Davada, rücua konu İş Mahkemesi dosyası incelendiğinde, hükme esas alınan bilirkişi raporunda işçinin … yanında ve … İnş.Taah.Tic.Ltd.Şti’nde çalışması bulunduğu belirlenerek kıdem tazminatı hesabı yapıldığı ve davacının raporda belirlenen dönem de dahil olmak üzere işçiye tazminat ödediği anlaşılmaktadır. Adı geçen şirketin, çalıştırdığı işçinin fiilen çalışmasına ilişkin kıdem tazminatı hakkında davacı ile birlikte sorumluluğu bulunduğu ve devir sözleşmelerinde geçmiş dönem işçi borçlarının da devredildiğine dair hüküm bulunmadığından, tüm tazminatı ödeyen davacının yasa hükümlerine göre rücu hakkı olduğu kabul edilerek, davalılardan … ve … İnş.Taah.Tic.Ltd.Şti’nin de sorumluluğuna karar verilmesi gerekirken, bu davalılar hakkında davanın reddedilmesi doğru görülmemiştir.

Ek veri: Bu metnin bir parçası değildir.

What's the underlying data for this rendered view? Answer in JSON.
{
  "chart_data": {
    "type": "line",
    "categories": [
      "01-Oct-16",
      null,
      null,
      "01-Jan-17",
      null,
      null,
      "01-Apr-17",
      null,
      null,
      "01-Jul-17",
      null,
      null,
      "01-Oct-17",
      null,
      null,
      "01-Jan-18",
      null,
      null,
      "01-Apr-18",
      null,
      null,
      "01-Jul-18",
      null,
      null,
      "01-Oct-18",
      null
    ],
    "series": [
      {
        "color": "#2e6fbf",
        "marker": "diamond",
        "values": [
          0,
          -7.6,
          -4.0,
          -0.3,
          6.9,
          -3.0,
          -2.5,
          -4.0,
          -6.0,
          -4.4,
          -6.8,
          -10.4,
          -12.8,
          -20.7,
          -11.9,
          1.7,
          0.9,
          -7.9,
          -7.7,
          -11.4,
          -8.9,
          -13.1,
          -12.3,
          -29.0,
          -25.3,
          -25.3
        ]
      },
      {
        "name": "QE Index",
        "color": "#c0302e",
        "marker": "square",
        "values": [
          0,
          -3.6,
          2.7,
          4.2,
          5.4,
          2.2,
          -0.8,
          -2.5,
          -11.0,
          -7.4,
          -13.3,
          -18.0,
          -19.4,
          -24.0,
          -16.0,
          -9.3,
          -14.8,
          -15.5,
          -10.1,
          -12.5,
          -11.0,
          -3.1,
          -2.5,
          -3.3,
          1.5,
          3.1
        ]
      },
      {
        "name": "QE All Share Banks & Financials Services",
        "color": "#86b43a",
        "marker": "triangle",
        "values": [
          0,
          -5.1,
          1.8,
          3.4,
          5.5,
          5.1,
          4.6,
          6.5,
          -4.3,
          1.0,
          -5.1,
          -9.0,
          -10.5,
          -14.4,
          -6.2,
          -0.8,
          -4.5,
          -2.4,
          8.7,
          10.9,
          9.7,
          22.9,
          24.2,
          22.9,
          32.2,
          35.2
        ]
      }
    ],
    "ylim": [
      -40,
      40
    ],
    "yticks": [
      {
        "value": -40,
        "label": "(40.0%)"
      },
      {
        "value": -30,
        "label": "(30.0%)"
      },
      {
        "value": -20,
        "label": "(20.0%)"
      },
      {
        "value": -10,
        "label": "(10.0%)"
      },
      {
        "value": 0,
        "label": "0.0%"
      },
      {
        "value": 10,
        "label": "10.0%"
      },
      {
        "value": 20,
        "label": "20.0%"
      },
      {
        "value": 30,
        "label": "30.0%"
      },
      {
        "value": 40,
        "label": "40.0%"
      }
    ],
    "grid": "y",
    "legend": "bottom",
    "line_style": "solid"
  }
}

Ayrıca, emsal alınan Dairemiz içtihadı ise haksız fesih nedeniyle istenen tazminatlarda uygulama alanı bulduğundan, bu davaya konu alacak ise emeklilik nedeniyle davalılar nezdindeki fiili çalışma dönemi için istenen kıdem tazminatı olmakla, hukuksal nitelik farklılığı nedeniyle istenen alacağın kusur indirimine tabi olmadığı gözetilmeden davalılar lehine % 50 indirim yapılması da doğru değildir.
Bu itibarla yukarıda açıklanan esaslar gözönünde tutulmaksızın yazılı şekilde hüküm tesisi isabetsiz, temyiz itirazları bu nedenlerle yerinde olduğundan kabulü ile hükmün HUMK.nun 428. maddesi gereğince BOZULMASINA ve peşin alınan temyiz harcının istek halinde temyiz edene iadesine, 16.12.2010 tarihinde oybirliğiyle karar verildi.